The ICP-mass spectrometry facility in the University’s Eadweard Muybridge building is now home to an inductively coupled plasma-atomic emission spectrometer (ICP-AES), used to analyse environmental samples. The machine, which cost almost £120,000, can measure chlorine and nutrients in natural water and concentrations of copper, nickel and zinc in ore deposits. It also indicates levels of toxic metals, such as lead and cadmium, in soils and essential minerals, including calcium, magnesium and iron, in foods. The University will act as a demonstration site for suppliers Jobin Yvon for the next five years.

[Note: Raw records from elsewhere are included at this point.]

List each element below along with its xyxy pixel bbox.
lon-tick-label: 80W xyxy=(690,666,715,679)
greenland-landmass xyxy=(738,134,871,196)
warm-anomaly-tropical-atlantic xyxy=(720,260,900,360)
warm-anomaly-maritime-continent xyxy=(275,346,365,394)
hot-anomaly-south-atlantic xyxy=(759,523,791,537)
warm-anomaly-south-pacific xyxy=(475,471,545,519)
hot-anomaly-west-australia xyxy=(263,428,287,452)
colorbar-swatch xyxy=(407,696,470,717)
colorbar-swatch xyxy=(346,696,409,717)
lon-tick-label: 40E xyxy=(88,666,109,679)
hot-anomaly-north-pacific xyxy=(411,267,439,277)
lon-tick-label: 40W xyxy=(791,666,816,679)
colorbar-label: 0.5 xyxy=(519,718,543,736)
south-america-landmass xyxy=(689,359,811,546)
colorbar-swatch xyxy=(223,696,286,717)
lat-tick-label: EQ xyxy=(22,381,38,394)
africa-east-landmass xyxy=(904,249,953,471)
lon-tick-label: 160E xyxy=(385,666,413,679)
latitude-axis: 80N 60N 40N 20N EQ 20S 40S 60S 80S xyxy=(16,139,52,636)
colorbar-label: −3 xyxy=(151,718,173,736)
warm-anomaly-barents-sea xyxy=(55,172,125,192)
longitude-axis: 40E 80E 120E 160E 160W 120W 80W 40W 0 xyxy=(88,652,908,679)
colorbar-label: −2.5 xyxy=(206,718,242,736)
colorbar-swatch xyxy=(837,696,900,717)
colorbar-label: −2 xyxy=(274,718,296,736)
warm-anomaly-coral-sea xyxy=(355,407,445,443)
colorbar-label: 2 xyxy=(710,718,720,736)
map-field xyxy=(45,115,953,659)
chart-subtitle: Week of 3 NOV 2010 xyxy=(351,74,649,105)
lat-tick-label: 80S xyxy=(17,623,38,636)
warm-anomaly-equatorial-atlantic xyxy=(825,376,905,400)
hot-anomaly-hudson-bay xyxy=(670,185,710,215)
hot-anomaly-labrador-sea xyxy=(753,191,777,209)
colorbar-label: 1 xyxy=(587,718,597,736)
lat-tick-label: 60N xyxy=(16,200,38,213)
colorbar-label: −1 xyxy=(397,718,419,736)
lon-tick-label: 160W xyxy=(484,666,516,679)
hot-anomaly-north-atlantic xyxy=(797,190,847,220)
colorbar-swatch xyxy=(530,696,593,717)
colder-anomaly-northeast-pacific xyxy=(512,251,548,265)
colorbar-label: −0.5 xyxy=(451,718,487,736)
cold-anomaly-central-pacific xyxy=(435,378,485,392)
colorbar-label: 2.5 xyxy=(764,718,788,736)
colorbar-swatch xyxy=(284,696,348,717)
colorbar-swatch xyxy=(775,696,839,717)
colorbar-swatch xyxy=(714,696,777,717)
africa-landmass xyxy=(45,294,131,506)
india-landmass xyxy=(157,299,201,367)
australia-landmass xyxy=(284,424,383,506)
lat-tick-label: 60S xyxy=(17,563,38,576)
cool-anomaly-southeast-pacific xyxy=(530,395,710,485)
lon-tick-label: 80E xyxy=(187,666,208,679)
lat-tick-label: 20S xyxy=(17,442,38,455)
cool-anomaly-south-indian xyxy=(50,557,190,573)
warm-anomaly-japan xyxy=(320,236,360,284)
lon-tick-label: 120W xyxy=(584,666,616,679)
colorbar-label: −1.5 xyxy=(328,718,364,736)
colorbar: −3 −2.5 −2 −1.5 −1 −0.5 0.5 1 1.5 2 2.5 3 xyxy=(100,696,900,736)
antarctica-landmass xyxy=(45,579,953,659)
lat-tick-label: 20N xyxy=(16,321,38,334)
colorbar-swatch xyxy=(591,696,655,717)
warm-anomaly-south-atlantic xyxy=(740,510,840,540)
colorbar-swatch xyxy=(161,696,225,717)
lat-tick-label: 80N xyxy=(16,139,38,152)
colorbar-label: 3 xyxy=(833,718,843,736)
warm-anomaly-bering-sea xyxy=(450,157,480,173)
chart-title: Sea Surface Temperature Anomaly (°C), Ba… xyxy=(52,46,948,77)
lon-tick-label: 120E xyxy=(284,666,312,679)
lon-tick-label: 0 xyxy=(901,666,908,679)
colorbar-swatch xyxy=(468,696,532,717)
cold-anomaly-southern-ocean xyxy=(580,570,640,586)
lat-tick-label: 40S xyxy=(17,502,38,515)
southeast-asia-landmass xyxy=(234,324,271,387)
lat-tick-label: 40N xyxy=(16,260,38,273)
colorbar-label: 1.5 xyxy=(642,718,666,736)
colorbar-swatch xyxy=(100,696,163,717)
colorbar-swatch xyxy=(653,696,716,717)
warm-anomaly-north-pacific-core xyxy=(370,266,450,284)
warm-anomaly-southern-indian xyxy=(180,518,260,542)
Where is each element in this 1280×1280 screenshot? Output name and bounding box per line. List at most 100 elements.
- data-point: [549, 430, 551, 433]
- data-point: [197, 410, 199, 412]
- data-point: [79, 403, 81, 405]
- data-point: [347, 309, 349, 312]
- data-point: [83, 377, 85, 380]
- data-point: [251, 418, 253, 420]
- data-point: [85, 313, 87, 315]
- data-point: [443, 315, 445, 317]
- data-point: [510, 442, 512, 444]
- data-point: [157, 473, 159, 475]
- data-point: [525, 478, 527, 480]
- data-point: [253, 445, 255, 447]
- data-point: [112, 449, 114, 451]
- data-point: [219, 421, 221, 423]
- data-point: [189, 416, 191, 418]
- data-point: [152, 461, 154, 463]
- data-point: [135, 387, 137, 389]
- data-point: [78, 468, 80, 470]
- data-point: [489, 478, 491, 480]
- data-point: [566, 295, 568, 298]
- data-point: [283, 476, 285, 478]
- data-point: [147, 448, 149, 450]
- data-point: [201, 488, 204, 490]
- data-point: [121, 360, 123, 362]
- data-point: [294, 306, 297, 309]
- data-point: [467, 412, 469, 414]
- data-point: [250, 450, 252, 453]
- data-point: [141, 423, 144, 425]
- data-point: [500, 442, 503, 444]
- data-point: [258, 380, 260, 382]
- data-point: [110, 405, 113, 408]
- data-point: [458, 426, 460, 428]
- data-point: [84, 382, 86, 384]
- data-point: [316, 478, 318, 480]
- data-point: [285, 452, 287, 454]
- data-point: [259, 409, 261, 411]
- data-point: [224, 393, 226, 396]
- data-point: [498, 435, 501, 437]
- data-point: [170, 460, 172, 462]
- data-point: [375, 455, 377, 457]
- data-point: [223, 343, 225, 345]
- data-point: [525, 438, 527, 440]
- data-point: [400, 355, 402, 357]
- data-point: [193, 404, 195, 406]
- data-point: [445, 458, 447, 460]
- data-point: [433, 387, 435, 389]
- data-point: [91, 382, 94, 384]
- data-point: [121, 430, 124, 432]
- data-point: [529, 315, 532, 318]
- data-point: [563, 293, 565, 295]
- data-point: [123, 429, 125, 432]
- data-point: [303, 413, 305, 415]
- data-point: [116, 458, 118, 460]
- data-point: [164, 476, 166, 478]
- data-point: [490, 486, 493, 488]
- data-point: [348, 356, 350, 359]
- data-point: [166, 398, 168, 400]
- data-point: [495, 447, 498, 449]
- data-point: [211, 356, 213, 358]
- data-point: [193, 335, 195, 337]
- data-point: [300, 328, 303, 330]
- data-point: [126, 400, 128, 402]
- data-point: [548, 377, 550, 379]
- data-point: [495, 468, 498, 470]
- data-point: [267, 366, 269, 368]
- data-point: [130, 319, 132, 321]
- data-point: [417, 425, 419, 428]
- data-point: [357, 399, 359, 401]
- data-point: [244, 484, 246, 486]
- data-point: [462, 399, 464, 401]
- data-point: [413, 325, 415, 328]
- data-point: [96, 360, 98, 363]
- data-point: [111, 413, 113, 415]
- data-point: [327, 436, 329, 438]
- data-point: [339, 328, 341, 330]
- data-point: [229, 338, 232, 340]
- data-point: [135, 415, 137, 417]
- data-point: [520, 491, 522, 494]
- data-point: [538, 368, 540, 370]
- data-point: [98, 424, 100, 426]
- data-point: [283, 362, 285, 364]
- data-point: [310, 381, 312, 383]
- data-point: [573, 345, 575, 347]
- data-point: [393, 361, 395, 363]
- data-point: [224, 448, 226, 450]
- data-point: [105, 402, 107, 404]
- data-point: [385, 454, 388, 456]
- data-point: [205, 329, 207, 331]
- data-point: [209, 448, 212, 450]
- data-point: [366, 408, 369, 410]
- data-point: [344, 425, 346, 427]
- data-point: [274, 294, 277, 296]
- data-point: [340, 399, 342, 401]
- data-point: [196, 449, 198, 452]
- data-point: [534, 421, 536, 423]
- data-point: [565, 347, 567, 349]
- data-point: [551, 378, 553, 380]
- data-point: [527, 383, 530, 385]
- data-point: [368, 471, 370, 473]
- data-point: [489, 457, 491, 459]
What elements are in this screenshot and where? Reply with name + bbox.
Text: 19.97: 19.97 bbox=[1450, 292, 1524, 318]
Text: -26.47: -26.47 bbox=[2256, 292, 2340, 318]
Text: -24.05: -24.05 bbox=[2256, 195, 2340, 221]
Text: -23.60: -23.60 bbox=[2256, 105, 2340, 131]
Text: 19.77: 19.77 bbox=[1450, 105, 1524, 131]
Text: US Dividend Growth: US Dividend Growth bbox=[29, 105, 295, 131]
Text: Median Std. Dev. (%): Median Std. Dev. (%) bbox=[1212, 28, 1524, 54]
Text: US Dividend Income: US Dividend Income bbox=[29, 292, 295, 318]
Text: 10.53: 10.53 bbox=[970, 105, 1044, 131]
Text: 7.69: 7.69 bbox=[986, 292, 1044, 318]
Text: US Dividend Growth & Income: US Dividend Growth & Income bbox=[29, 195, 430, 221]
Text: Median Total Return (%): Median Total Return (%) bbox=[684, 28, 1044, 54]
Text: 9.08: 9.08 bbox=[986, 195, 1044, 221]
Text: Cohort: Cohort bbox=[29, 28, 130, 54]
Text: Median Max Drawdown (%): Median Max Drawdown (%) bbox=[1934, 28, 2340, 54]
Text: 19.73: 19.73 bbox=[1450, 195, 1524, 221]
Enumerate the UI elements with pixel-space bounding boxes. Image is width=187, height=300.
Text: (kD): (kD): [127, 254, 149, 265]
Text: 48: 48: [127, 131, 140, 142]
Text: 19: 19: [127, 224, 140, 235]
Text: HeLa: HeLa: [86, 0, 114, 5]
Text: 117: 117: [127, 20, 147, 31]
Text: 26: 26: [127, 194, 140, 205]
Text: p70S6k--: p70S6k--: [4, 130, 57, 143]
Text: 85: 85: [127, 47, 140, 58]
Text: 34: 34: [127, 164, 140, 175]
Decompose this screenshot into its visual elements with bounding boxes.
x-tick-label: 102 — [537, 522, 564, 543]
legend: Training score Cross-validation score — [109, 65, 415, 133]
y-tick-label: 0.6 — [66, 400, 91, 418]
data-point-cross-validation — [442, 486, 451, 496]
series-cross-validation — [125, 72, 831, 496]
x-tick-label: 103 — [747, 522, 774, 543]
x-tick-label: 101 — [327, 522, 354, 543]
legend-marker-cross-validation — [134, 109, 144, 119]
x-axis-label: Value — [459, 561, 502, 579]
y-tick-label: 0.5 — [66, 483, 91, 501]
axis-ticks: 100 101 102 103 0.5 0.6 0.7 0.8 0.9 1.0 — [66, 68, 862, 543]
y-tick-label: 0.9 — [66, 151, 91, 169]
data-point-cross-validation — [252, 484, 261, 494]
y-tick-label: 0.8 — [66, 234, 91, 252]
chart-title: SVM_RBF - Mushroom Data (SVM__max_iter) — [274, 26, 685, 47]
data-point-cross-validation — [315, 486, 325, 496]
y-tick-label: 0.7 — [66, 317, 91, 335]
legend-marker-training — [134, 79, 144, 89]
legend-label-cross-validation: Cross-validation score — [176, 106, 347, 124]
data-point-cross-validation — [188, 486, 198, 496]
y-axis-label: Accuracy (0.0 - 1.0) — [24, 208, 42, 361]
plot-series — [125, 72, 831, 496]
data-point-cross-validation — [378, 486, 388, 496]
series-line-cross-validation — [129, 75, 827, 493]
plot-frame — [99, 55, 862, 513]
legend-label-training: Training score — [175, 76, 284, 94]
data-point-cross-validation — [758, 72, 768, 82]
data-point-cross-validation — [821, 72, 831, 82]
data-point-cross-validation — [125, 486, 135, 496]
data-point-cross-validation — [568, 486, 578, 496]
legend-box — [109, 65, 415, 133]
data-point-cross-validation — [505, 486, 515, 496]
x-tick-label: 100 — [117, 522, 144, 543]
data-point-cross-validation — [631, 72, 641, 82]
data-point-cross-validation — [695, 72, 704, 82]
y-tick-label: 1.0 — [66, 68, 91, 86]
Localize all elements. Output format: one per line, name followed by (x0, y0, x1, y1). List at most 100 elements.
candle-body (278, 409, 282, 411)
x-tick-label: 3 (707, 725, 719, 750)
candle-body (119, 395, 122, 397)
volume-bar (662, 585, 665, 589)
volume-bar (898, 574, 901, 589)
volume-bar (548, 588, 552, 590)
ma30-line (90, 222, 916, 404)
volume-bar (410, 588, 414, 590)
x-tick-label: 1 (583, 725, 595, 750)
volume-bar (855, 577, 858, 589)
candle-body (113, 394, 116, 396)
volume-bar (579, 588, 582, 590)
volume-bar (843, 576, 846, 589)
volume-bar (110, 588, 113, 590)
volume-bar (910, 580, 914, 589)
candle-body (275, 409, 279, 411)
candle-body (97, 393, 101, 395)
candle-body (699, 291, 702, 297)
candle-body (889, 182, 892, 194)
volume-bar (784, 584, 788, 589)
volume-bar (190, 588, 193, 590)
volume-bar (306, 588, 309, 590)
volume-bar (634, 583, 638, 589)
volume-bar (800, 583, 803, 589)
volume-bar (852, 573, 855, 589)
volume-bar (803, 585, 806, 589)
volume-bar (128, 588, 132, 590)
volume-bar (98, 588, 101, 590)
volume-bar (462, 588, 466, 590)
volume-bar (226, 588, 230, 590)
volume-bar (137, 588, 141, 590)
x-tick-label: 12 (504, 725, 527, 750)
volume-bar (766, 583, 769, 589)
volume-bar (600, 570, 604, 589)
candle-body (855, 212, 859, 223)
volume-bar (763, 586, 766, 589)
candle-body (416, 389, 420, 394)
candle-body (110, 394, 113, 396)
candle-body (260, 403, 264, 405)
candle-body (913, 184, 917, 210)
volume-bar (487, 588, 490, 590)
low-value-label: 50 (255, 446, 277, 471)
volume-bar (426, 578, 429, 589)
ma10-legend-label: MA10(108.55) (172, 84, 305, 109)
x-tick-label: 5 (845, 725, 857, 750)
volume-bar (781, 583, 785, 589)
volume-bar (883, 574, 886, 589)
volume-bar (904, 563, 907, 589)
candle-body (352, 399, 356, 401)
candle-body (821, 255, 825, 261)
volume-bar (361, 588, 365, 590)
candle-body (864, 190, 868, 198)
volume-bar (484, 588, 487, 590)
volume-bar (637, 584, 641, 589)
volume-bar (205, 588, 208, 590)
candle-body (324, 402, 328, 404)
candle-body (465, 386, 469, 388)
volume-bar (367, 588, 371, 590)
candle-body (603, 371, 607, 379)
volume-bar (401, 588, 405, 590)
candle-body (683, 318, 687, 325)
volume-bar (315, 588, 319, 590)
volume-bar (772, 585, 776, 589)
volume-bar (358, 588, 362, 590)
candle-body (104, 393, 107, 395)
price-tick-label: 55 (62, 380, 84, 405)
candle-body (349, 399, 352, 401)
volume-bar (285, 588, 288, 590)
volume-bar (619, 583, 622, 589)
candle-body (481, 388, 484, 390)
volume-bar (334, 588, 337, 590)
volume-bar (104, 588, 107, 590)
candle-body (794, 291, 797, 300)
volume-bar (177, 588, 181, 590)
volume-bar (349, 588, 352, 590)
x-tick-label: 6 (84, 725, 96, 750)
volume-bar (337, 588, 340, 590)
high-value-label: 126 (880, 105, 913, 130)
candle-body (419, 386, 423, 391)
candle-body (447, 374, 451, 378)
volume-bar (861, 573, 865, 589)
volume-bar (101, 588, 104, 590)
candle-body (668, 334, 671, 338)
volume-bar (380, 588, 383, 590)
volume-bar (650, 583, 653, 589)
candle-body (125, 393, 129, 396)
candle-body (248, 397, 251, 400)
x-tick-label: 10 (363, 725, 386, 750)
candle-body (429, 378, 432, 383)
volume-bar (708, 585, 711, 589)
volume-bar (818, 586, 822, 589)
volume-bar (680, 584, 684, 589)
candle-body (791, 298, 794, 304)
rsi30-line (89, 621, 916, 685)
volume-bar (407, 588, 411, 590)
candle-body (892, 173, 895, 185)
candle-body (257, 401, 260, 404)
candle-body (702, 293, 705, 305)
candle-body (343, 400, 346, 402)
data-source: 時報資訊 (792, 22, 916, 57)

Elsewhere in the Faculty, the School of Chemical and Pharmaceutical Sciences has become the proud owner of a new X-ray diffractometer. Worth nearly £60,000, it aids researchers studying the structural arrangement of atoms in solid materials. The Biomedical and Pharmaceutical Sciences Research Group, meanwhile, is looking forward to the arrival of a confocal laser scanning microscope, which will be delivered early this year. The £200,000 instrument will allow superior resolution imaging for both bioscience and geological research.
Faculty marketing manager Dr Nick Petford said the new acquisitions would ensure the University remained at the cutting edge of scientific research. “Our staff and students now have access to some of the most advanced equipment available,” he said.